Case ID: so2d_294/html/0111-01.html
Source: Caselaw Access Project
Author: {"author": "BOYER, Judge.", "license": "Public Domain", "url": "https://static.case.law/"}
Date Created: 2024-08-24T03:29:51.129683

James Ronald DAVIS, Appellant, v. 7-ELEVEN FOOD STORES, INC., and Goldie V. Daugherty, Appellees.
    No. T-9.
    District Court of Appeal of Florida, First District.
    March 26, 1974.
    
      Alfred A. Green, Jr., Green & Strasser, Daytona Beach, for appellant.
    Robert W. Elton, Sands, Smalbein, Eu-bank, Johnson, Rosier & Bussey, Daytona Beach, for appellees.
   BOYER, Judge.

This is an appeal from a summary judgment in favor of defendants in an action for malicious prosecution. A store owned by defendant 7-Eleven Food Stores, Inc. was robbed while defendant Daugherty was the clerk in charge. The thief threatened Mrs. Daugherty with a pistol and thereafter made off with a sum of money from the store’s cash register. Mrs. Daugherty did not then know the robber. Thereafter, the plaintiff James Ronald Davis visited the store in the company of an individual known to Daugherty, whereupon she notified her supervisor and a deputy sheriff. A photograph of the individual who had accompanied Mrs. Daugherty’s acquaintance to the store was obtained by the deputy and exhibited, together with two other photographs, to her. She identified the appellant (plaintiff below) as the robber and thereafter “swore out a warrant” before a justice of the peace. A preliminary hearing was held before the justice of the peace and the accused was bound over to the circuit court. Mrs. Daugherty received no notice of the trial date and did not appear, whereupon appellant (defendant in the criminal proceeding) was discharged. This suit followed.
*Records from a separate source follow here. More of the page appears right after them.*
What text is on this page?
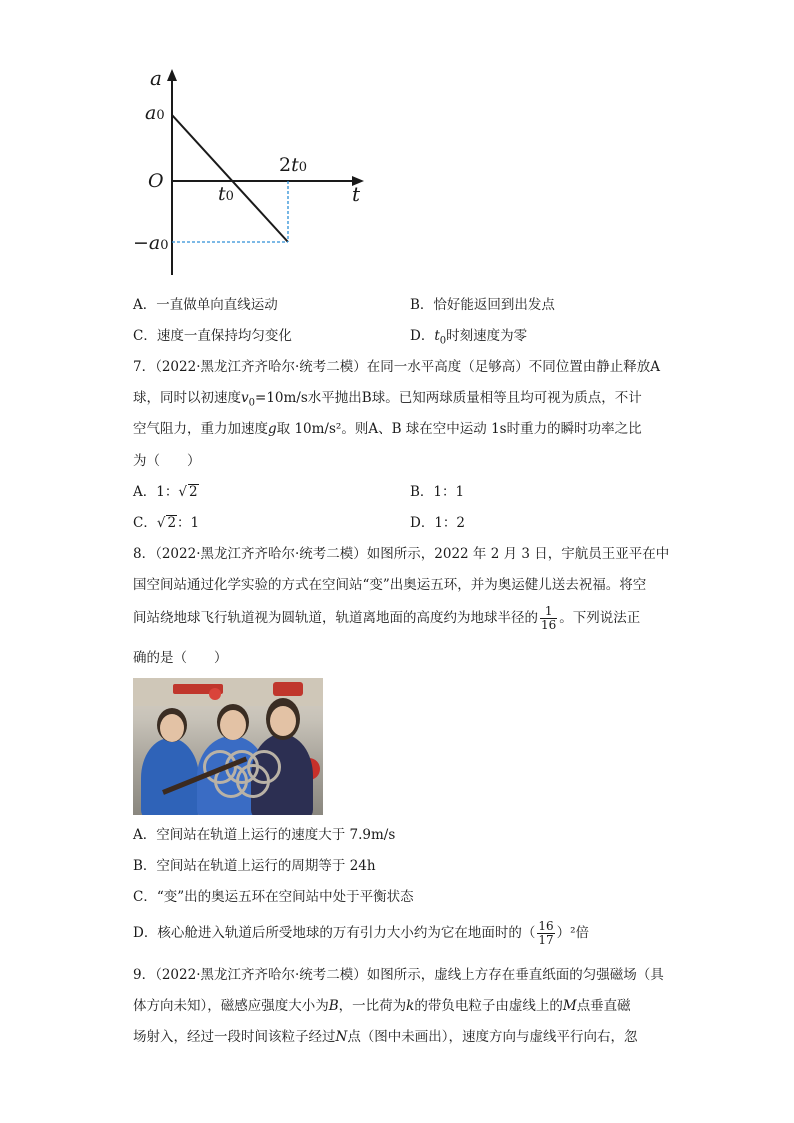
a
a0
O
t
t0
2t0
−a0
A．一直做单向直线运动	B．恰好能返回到出发点
C．速度一直保持均匀变化	D．$t_0$时刻速度为零
7．（2022·黑龙江齐齐哈尔·统考二模）在同一水平高度（足够高）不同位置由静止释放A
球，同时以初速度$v_0=10m/s$水平抛出B球。已知两球质量相等且均可视为质点，不计
空气阻力，重力加速度g取 10m/s²。则A、B 球在空中运动 1s时重力的瞬时功率之比
为（　　）
A．1：√ 2	B．1：1
C．√ 2：1	D．1：2
8．（2022·黑龙江齐齐哈尔·统考二模）如图所示，2022 年 2 月 3 日，宇航员王亚平在中
国空间站通过化学实验的方式在空间站“变”出奥运五环，并为奥运健儿送去祝福。将空
间站绕地球飞行轨道视为圆轨道，轨道离地面的高度约为地球半径的 $\frac{1}{16}$ 。下列说法正
确的是（　　）
A．空间站在轨道上运行的速度大于 7.9m/s
B．空间站在轨道上运行的周期等于 24h
C．“变”出的奥运五环在空间站中处于平衡状态
D．核心舱进入轨道后所受地球的万有引力大小约为它在地面时的（ $\frac{16}{17} )^2$倍
9．（2022·黑龙江齐齐哈尔·统考二模）如图所示，虚线上方存在垂直纸面的匀强磁场（具
体方向未知），磁感应强度大小为B，一比荷为k的带负电粒子由虚线上的M点垂直磁
场射入，经过一段时间该粒子经过N点（图中未画出），速度方向与虚线平行向右，忽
The trial judge granted a motion for summary judgment in favor of both defendants, from which this appeal emanated.

Although the appellant has raised numerous points, the primary thrust of his argument is that the record before the trial judge demonstrated a genuine issue as to the presence of probable cause for the commencement of the criminal proceeding by Daugherty, while an employee of 7-Eleven Food Stores, Inc.

Appellant has cited many cases in his briefs which hold that a summary judgment may not be used as a substitute for trial nor to resolve conflicting issues of fact and that in considering a motion for summary judgment all doubts regarding the existence of issues are resolved against the movant and all favorable issues reasonably justified from the record are liberally construed in favor of he who is opposing the motion for summary judgment, and further that the burden of demonstrating the lack of an issue of material fact is upon the movant. With these cases and principles of law we agree.

However, we cannot agree that there was any genuine issue as to the presence of probable cause for the commencement of the criminal proceeding. On the contrary, the record before the trial judge, and before us, clearly reflects the existence of probable cause. That probable cause was not negated by the ultimate discharge of the defendant. (Gallucci v. Milavic, Sup.Ct.Fla.1958, 100 So.2d 375; Thompson v. Taylor, Fla.App. (1st) 1966, 183 So.2d 16.) As this court said in Thompson v. Taylor, supra, citing Goldstein v. Sabella, Sup.Ct.Fla.1956, 88 So.2d 910, 58 A.L.R.2d 1418:

“ ‘Probable cause is defined as “A reasonable ground of suspicion, supported by circumstances sufficiently strong in themselves to warrant a cautious man in the belief that the person accused is guilty of the offense with which he is charged.” Dunnavant v. State, Fla., 46 So.2d 871, 874. This, as well as other acceptable definitions of the term, indicates that one need not be certain of the outcome of a criminal or civil proceeding to have probable cause for instituting such an action.’ ” (183 So.2d at page 19)

The trial judge obviously relied on the Thompson case in the entering of the summary judgment and in so doing we do not find that he erred.

There is no evidence in the record that Daugherty acted out of spite, grudge, fraud, malice, ill will, perjury, nor for any improper purpose, nor by improper means, nor in any manner contrary to that which would reasonably be expected from any ordinary and reasonable person under the circumstances. Indeed, the record reveals that Daugherty did not even know appellant until after he went into the store in the company of an individual known to Daugherty. Therefore the exception noted in the Thompson case and the case of Sultan Turkish Bath, Inc. v. Board of Police Com’rs., 169 Cal.App.2d 188, 337 P.2d 203, cited by appellant, are inapplicable.

Should all of the other points raised and argued in the briefs be resolved favorably to the appellant, the summary judgment appealed from would nevertheless have been proper for the reasons hereinabove recited.

Affirmed.

SPECTOR, Acting C. J., and JOHNSON, J., concur.